7. Danger?

3K 302 48
                                    

Aku hanya menginginkan satu hati yang bisa ku percaya, hingga aku lupa bagaimana caranya kecewa.
—Atilla Solana

• • •

Derrel tidak tahu kapan tepatnya dia bisa berhenti berlari. Menoleh ke belakang saja dia tidak berani, apalagi berhenti, dan mengikuti kata hatinya untuk kembali ke sana, hanya untuk memastikan bahwa Atilla baik-baik saja.  Dia merasa tak bisa melakukan itu meski ia sangat ingin.

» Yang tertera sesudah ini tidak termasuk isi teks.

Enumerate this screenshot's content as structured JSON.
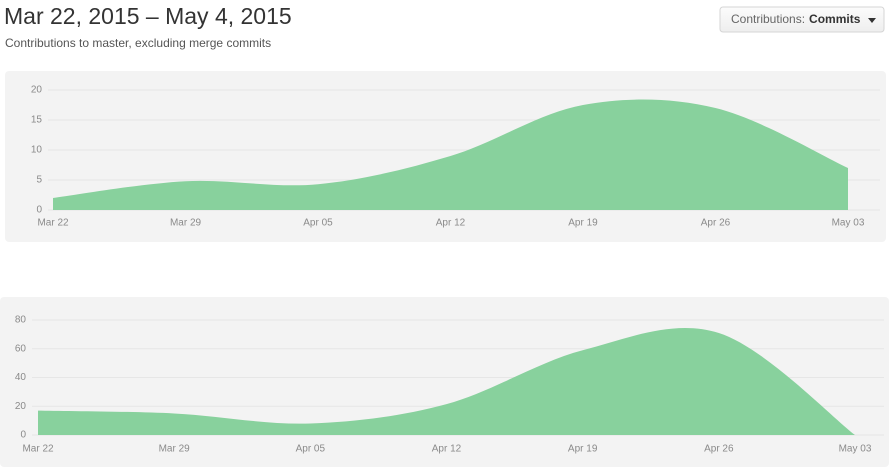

Saat menemukan sebuah lorong gelap sebelum  pertigaan jalan, dia merasa memiliki harapan untuk lolos. Dengan langkah kaki yang masih mengayun cepat, dia menoleh untuk memperkirakan bahwa orang-orang yang mengejarnya benar-benar akan kehilangan jejaknya.

Dengan sisa napas yang tersengal, Derrel melompat ke samping seolah menarik dirinya masuk ke dalam lorong gelap adalah pilihan paling tepat untuk menyelamatkan diri. Dia lupa bahwa nyawanya hampir saja melayang di tempat semacam itu.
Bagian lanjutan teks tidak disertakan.